Alex Miller (Clojure team)19:08:09

if I understand correctly

jjttjj19:08:16

yeah, I get that there's no way around that, I need to either implement a unlimited buffer or chose an effectively infinite fixed buffer size

jjttjj19:08:23

just wondering which of those is better

jjttjj19:08:29

it's for a wrapper of a java stock broker api, most of the request types return a single message, but you can request historical data which can return like 10k messages, and unfortunately they all come in one burst and the api provides no mechanism of control for this

jjttjj19:08:40

core.async isn't a perfect fit for this use case I know but currently I'm using my own hand rolled combo of atoms and promises and I'm starting to thing bending core.async to my will would be better than managing all the concurrency myself

hiredman19:08:52

but somewhere you have a single bit of code that is taking those messages and putting them into a channel

hiredman19:08:24

and you are losing the backpress right there, you should not move on to put in the next thing until the current thing has been accepted

jjttjj19:08:08

ah! this makes sense. so maybe doing something like put!ing the next item in the callback of the first put!

hiredman19:08:12

yes, or use >!! which will block the real java thread until the input is accepted

jjttjj19:08:34

ah ok cool.
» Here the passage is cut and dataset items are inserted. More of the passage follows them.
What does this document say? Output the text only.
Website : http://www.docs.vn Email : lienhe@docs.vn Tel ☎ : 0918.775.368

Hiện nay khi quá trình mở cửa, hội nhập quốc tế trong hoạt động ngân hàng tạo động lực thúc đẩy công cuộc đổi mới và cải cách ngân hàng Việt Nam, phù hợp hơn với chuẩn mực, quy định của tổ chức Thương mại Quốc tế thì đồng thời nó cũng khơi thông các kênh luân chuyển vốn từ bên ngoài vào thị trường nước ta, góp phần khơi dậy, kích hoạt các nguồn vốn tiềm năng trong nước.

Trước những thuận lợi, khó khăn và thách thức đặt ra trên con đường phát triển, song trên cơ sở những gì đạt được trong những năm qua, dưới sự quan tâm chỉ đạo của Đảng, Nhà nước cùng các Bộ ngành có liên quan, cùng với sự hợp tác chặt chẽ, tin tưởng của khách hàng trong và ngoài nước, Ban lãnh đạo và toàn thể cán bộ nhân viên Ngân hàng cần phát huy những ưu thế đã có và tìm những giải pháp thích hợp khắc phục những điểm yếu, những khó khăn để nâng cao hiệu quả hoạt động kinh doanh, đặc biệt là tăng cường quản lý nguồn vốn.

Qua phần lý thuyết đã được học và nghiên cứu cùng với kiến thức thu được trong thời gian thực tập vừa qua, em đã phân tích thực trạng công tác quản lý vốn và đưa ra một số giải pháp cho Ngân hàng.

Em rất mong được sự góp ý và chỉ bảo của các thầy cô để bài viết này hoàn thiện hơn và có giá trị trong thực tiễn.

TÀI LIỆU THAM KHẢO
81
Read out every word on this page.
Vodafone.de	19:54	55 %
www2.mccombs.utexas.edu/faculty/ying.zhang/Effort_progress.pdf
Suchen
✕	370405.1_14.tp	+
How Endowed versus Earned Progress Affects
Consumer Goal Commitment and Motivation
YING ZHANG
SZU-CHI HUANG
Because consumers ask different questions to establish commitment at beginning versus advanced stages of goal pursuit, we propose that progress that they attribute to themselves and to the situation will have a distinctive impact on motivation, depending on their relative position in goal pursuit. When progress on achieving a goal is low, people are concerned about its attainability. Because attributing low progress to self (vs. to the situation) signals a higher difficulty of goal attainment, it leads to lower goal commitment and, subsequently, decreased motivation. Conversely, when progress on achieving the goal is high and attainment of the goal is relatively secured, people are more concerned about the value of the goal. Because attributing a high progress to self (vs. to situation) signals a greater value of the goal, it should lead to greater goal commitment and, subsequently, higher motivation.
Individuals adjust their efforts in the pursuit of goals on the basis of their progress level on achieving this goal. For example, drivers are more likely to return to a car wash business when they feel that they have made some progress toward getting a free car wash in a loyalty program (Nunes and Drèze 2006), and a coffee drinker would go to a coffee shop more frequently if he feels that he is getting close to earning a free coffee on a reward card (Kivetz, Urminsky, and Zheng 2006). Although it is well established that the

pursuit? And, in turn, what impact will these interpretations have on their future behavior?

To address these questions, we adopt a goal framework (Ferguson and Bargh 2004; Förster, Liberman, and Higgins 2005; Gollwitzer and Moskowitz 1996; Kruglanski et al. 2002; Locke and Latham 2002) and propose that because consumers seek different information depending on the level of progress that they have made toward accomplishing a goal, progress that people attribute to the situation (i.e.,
I was pretty sure that I tried both >!! and put! and was getting the pending puts exceeded error message either way, but I don't have the example immediately in front of me

hiredman19:08:29

using >!! will block that single thread, so if you have a single loop taking messages and putting them in to a channel that will work, if you have multiple concurrent places that is happening you can still run into the issue with >!!

jjttjj19:08:20

gotcha, thanks for all the help

hiredman19:08:14

for simple cases, using >!! will often solve backpressure isssues, for more complicated cases put! with a callback, and of course a lot of example docs show using put! without a callback which is asking for a backpress issue

rickmoynihan08:08:14

> which is asking for a backpress issue Do you mean put! without a callback is asking for issues caused by not exerting backpressure? i.e. you’re at the mercy of the system incidentally rather than explicitly. i.e. enforcing backpressure through a lack of resources, such as through the 1024 limit, memory leaks due to excessive spawned go blocks etc?

jjttjj19:08:44

gotcha yeah that's good to know

jjttjj19:08:19

I don't think I've ever used the put! callback before

mpenet20:08:41

offer! also allows to check if put was successful or not, in a non blocking way

mpenet20:08:02

You re hitting the 1024 pending put limit per channel. As others mentioned you need to be able to signal backpressure upstream or use something like credit-based flow control or rate limiting.